Google Inc on Thursday confirmed that an executive behind leading mobile device software Android is leaving the company to create an incubator for hardware startups.
Andy Rubin became a Google executive in 2005 when the Internet titan bought Android Inc, which was then a small startup that Rubin cofounded two years earlier.
Rubin led the Android team at Google until last year, by which time Android was the most widely used smartphone operating system in the world.
Rubin switched to managing the robotics team at Google.
“I want to wish Andy all the best with what’s next,” Google chief executive Larry Page said in an e-mail statement.
“With Android he created something truly remarkable with a billion plus happy users. Thank you,” Page wrote.
SPAIN VS GOOGLE
Separately, Spanish lawmakers annoyed Google on Thursday by passing a law that allows media organizations to charge the Internet giant for the right to reproduce their news content.

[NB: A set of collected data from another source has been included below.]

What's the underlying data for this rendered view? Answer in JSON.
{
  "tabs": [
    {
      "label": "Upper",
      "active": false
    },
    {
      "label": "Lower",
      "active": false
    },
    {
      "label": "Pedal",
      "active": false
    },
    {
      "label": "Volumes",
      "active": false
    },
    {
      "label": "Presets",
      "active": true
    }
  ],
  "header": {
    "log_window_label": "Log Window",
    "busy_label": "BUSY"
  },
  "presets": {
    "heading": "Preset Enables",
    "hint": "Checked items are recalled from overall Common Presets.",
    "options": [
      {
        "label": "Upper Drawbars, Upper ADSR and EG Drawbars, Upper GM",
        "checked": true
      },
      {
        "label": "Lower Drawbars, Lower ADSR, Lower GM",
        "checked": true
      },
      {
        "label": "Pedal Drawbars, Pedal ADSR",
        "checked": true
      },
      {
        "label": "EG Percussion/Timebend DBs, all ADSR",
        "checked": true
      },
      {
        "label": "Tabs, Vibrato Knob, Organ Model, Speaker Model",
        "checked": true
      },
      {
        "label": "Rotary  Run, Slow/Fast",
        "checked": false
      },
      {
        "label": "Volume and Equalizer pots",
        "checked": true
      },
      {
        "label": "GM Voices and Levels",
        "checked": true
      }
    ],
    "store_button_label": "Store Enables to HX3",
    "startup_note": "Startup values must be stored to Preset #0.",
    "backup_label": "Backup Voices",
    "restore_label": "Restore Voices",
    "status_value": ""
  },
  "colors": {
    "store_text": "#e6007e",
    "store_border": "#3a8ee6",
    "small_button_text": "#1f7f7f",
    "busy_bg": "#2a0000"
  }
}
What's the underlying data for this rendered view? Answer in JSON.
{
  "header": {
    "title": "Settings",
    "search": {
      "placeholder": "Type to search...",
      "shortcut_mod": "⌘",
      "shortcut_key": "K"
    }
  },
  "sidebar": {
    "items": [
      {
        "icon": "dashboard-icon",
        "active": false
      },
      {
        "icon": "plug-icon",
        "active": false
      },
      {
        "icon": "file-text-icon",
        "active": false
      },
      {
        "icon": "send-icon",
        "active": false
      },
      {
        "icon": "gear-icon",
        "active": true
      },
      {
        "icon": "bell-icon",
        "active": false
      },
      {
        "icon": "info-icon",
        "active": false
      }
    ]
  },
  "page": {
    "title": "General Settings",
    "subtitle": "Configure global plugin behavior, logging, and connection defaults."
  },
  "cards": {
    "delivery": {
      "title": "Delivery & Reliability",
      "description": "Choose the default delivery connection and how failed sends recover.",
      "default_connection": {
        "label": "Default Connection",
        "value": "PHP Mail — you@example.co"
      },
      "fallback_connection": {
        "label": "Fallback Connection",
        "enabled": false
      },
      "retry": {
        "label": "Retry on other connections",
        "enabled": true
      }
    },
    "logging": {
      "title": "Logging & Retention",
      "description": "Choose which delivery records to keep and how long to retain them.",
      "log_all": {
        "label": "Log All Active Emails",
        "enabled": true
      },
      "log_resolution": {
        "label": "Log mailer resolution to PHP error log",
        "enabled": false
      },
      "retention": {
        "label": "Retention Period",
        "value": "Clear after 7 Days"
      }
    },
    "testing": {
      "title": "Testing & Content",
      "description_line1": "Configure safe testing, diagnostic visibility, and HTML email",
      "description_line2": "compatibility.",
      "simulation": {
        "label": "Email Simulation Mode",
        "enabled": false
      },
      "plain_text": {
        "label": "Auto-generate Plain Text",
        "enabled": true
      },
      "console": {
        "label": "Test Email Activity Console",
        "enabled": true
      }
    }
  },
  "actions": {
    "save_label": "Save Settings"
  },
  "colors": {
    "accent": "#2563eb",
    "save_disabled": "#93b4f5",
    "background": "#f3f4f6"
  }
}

The US search engine had threatened to shut down its Google News page in Spain if the measures were passed, but the Spanish parliament approved them in a vote on Thursday.
The government hailed the move, saying the measures, part of a new intellectual property law, “recognize the right of publishing companies and news producers to be paid for the use of their content.”
Google responded in a statement: “We are disappointed with the new law because we think services like Google News help publishers to draw traffic to their websites.”
“We will continue working with Spanish publishers to help them increase their revenues while examining our options under the new regulations,” it said.
The law has been dubbed the “Google tax” in Spain, but it would also apply to other big Web companies with pages that reproduce and link to news content, such as Yahoo.